Siegfried era pronto ad attaccare, ma fu Thor a fermarlo, "No, Orion, ti prego, lasciami morire da guerriero, lasciami combattere costei", supplicò il guerriero di Phecda, che si stava chiaramente avvicinando alla morte, "Concesso, amico mio", furono le uniche parole del god warrior di Dubhe.

"E’ stato un onore combattere al tuo fianco Siegfried di Dubhe", affermò Thor, prima di gettarsi contro la dea nemica, "Pugno di Titano", urlò il god warrior, lanciandosi contro la morte.

Eris evitò con facilità l’attacco, le bastò un veloce movimento laterale per evitare di essere colpita, poi appoggiò una mano sulla schiena del guerriero e l’altra sullo stomaco, dove prima vi era lo zaffiro, "Mele della Discordia", urlò, mentre i due colpi energetici investivano il corpo martoriato del god warrior di Phecda.

Thor volò in aria, ma ricadde subito a terra, senza nemmeno la forza di gemere per il dolore, "Bene, cavaliere di Dubhe, sembrerebbe che siamo rimasti solo noi due", disse Eris ad Orion, "Preparati, perché ho un altro colpo in riservo per te", minacciò poi, alzando il braccio sinistro.

Il suo cosmo intorno al braccio sinistro andò concretandosi in una lunga ed appuntita lancia nera, "Questa è la <Lancia della Discordia>", spiegò Eris, "un’arma molto particolare, poiché scarta i malvagi per colpire i puri di cuore", disse, "E sai dove li colpisce?", chiese divertita, "Dritti al cuore, spaccandolo come una mela matura", si rispose, prima di scoppiare a ridere.

"Non puoi evitare questo colpo, poiché l’arma ti inseguirà per conficcarsi nel tuo cuore puro", minacciò la dea.

Siegfried intanto si era avvicinato al corpo di Thor, per controllare che fosse vivo, "Muori", urlò allora Eris, scagliando la sua arma verso il god warrior di Dubhe.

La lancia volava verso Orion; Thor spalancò gli occhi e si alzò sulle ginocchia, ponendosi proprio dinanzi al compagno, "Orion, salva Asgard, sei l’unico che può farlo", urlò il god warrior di Phecda, prima che l’arma della dea della Discordia si conficcasse nel suo petto, sfondandogli il cuore, Thor ricadde a terra, di spalle, spinto dall’impetuosa corsa della lancia, che in lui si era fermata.

"No, amico mio", urlò Orion, avvicinandosi al corpo del compagno e chiudendogli gli occhi, privi di vita.

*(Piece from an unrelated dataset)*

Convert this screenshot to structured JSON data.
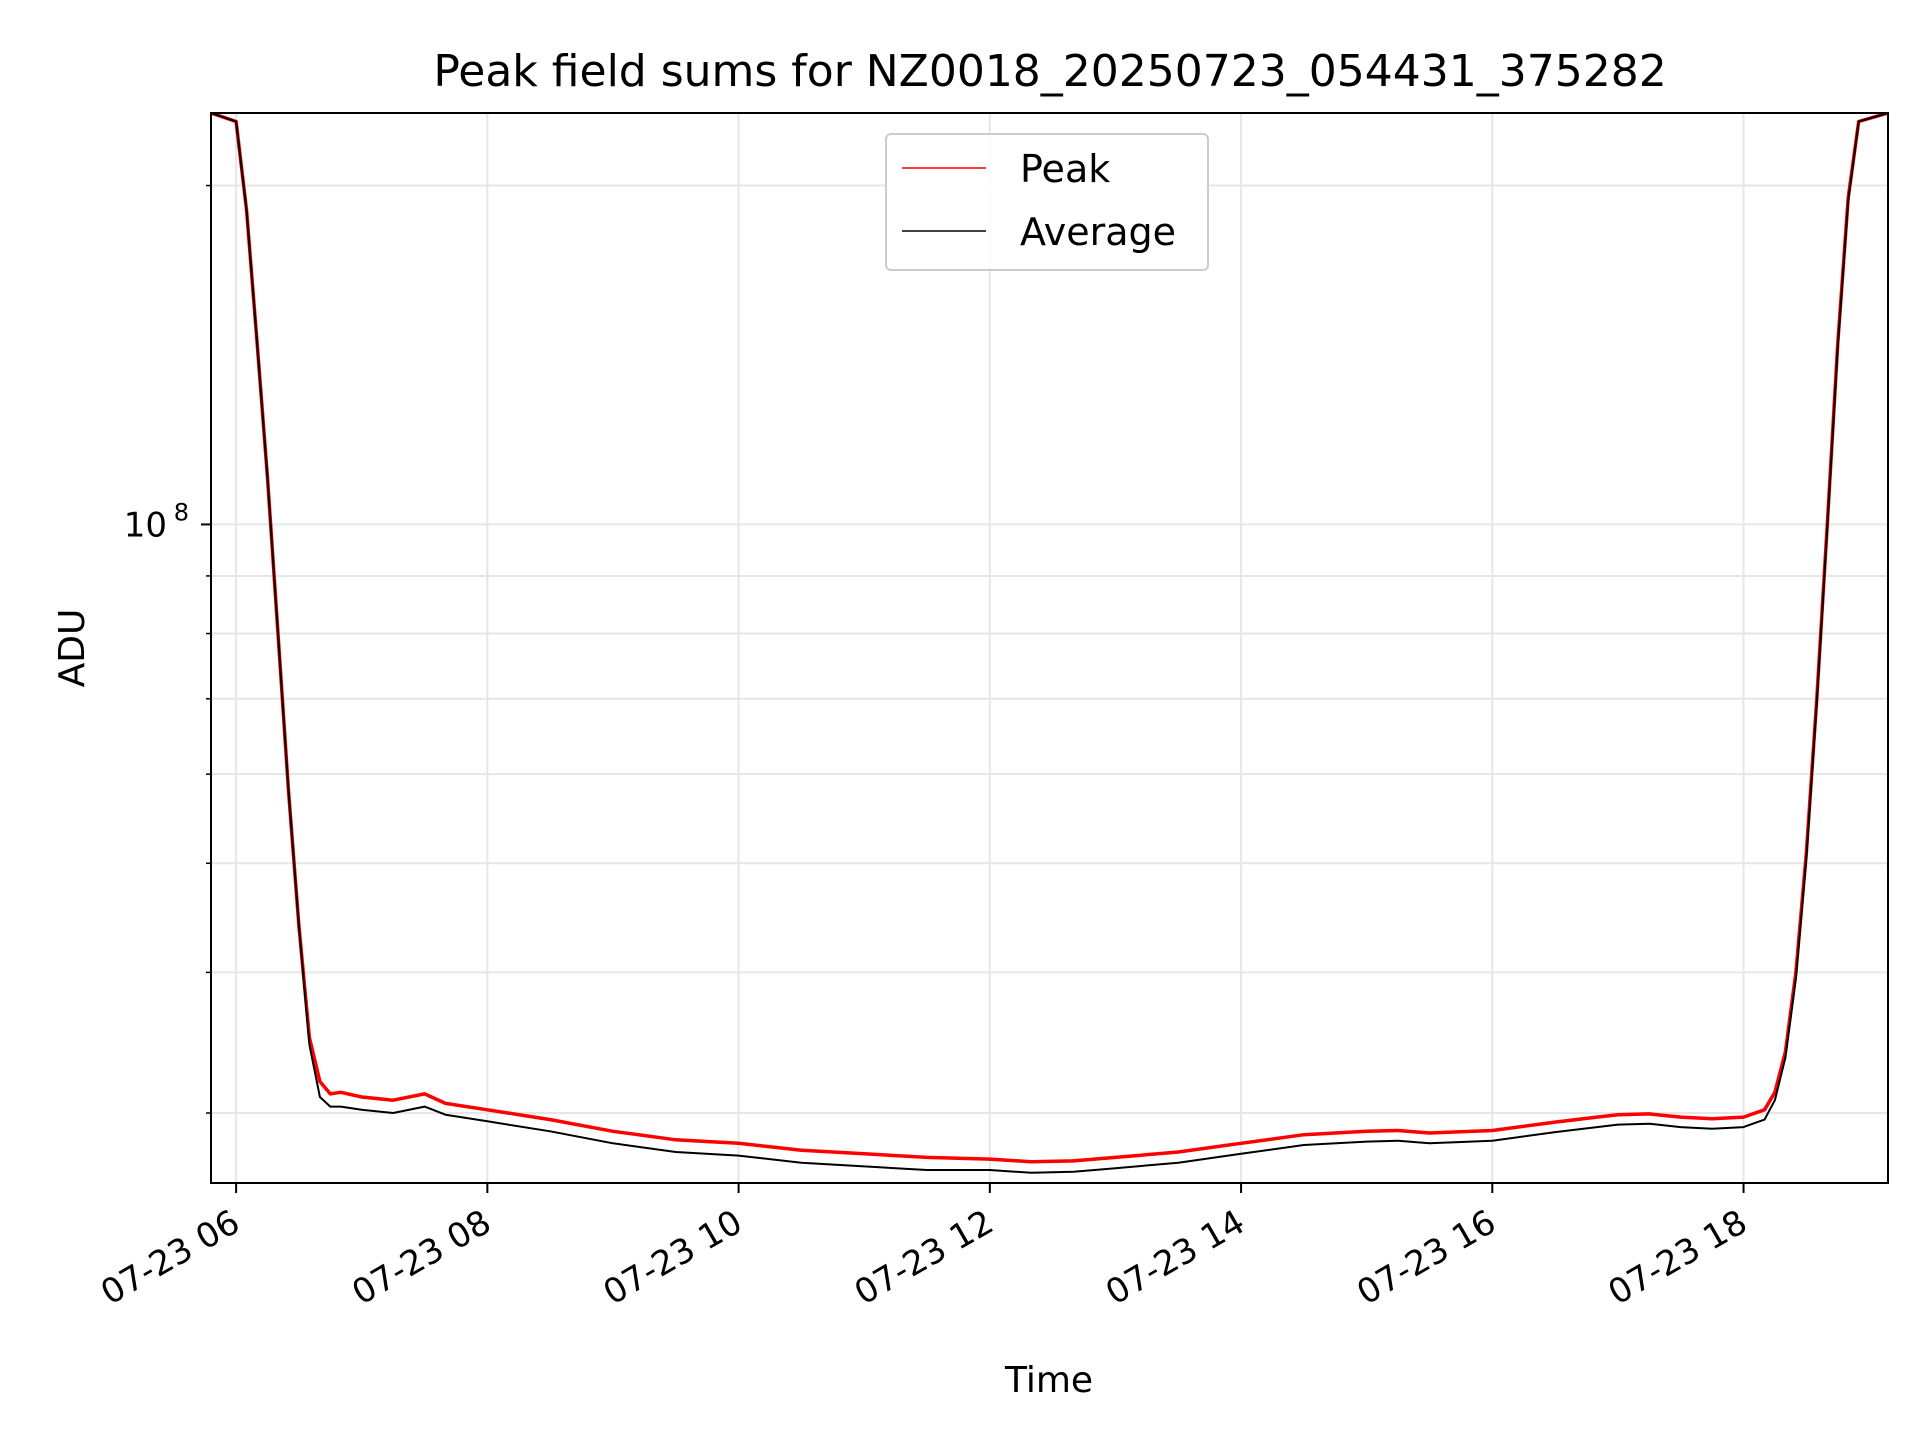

"Ora tocca a te, ultimo cavaliere di Asgard", minacciò Eris, mentre la lancia si rendeva concreto nuovamente nel suo pugno destro, "No, dea della Discordia, ora tocca a te", sentenziò Orion, alzandosi in piedi ed impugnando la spada Balmung.

La lancia fu nuovamente lanciata verso Orion, che stavolta non la evitò, ma la polverizzò con il suo cosmo azzurro, per poi giungere dinanzi all’avversaria.

Il guerriero di Dubhe alzò la spada, un fulmine invase gli inferi e caricò l’arma di energia, poi un fendente portato con freddezza e maestria sul capo della dea malvagia, quindi niente più.

Siegfried era l’unico ancora in piedi, Eris era a terra, senza testa, morta.

Il cavaliere di Dubhe si avvicinò al corpo senza vita del compagno, "Che le valkyrie ti portino dai nostri compagni, amico mio", furono le sue parole, mentre le lacrime sgorgavano dal suo volto ed il suo piede avanzava verso la nona prigione.